Friday, 25 June

UE/R: SRHR Network worried over 6,500 adolescent pregnancies recorded in 2020

General News
Teenage pregnancy

The Sexual and Reproductive Health and Rights (SRHR) Network – Upper East Region has called on the government, the Ghana Education Service, Ghana Health Service, National Youth Authority and traditional leaders to take urgent steps to make sure that adolescent girls receive the information and support they need to protect themselves from unintended pregnancy which most often lead to forced marriages.

This according to SRHS Network is critical when safety nets for girls like schools and families have been affected by the COVID-19 pandemic.

The SRHS Network in a statement expressed worry that the District Health Information Management System (DHIMS) of Ghana Health Service (GHS) had reported that 6,533 adolescent girls aged 10 to 19 in the Upper East region became pregnant or mothers in 2020, an increase of five percent over the figure of 6,233 girls in 2019.

“It is even more worrying that the reported teenage pregnancy cases among girls aged 10 to 14 in the region has increased from 103 in 2019 to 142 in 2020, representing 38 percentage increase,” the Network said in its statement.

The SRHR Network – Upper East Region, is of the view that gender inequality, difficulties in accessing adolescent reproductive health information and youth-friendly health services, poverty and effects of the COVID-19 pandemic have fueled high rates of unintended teenage pregnancies and child marriages in the region.

The SRHR Network – Upper East Region is, therefore, calling on all stakeholders to as a matter of urgency initiate open and frank discussions on adopting and implementing a culturally sensitive and age-appropriate Reproductive Health Education (RHE) in schools and communities in the Upper East Region and Ghana as a whole to deal with the rising spate of teenage pregnancies in the region and Ghana as a whole.

Below is the full statement from the SRHR Network:

SEXUAL AND REPRODUCTIVE HEALTH AND RIGHTS (SRHR) NETWORK- UPPER EAST REGION

MEDIA RELEASE

Concern over increasing cases of teenage pregnancy in Upper East Region, Bolgatanga.

17 May 2021

The Sexual and Reproductive Health and Rights (SRHR) Network – Upper East Region is urging government (Ghana Education Service, Ghana Health Service and National Youth Authority) and traditional leaders to take urgent steps to make sure that adolescent girls receive the information and support they need to protect themselves from unintended pregnancy which most of the times lead to forced marriages.

This is particularly critical when safety nets for girls like schools and families have been severely affected by the COVID-19 pandemic.

The District Health Information Management System (DHIMS) of Ghana Health Service (GHS) reported that 6,533 adolescent girls aged 10 to 19 in the Upper East Region became pregnant or mothers in 2020, an increase of 5 percent over the figure of 6,233 girls in 2019.

It is even worrying that the reported teenage pregnancy cases among girls aged 10 to 14 in the region has increased from 103 in 2019 to 142 in 2020, representing 38 percentage increase.

The Ghana Education Service (GES) has corroborated the GHS figures on the increasing incidence of teenage pregnancies and mothers in the Region among in school girls due to the COVID-19 school lockdown and restrictions.

The GES data released in September 2020 reported that 220 teenage pregnancies occurred among girls in Junior High Schools, out of which 30 were nursing mothers. While 105 Junior High School girls were married during the period, 48 Senior High School girls became pregnant or nursing mothers.
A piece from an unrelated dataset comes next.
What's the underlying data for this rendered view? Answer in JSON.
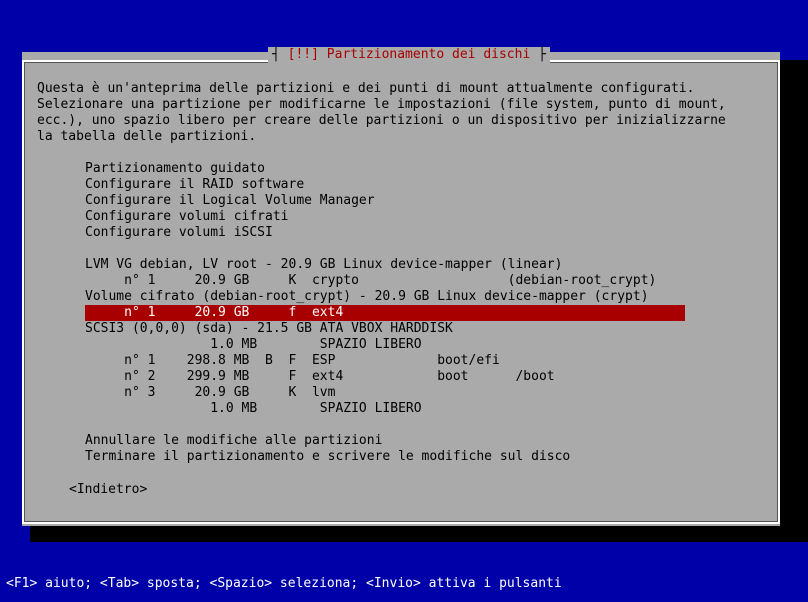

The SRHR Network – Upper East Region is of the view that gender inequality, difficulties in accessing Adolescent Reproductive Health information and Youth Friendly Health services, poverty and effects of the COVID-19 pandemic have fueled high rates of unintended teenage pregnancies and child marriages in the Region.

Majority of the reported teenage pregnancy incidences are occurring in the poorer and rural districts of the region, particularly in the Bawku-West, Bongo and Talensi Districts, which recorded the highest in 2020.

There are similar trends in other regions of Northern Ghana. Available evidence worldwide suggests that risks of maternal deaths are higher for young adolescents, with girls’ aged 15 years or younger facing higher risks than older adolescents. In addition, the potential health, social and economic disadvantages that young mothers face are widely recognized.

Hence, the need for all hands on deck to tackle the underlying causes of high teenage pregnancies and motherhood, including stigma, poverty, social norms around expected behaviours and peer pressure to engage in sexual relations at an early age resulting in unintended pregnancies.

It is this worrying trend that the SRHR Network – Upper East Region calls on all stakeholders to as a matter of urgency to initiate open and frank discussions on adopting and implementing a culturally sensitive and age-appropriate Reproductive Health Education (RHE) in schools and communities in the Upper East Region and Ghana as a whole.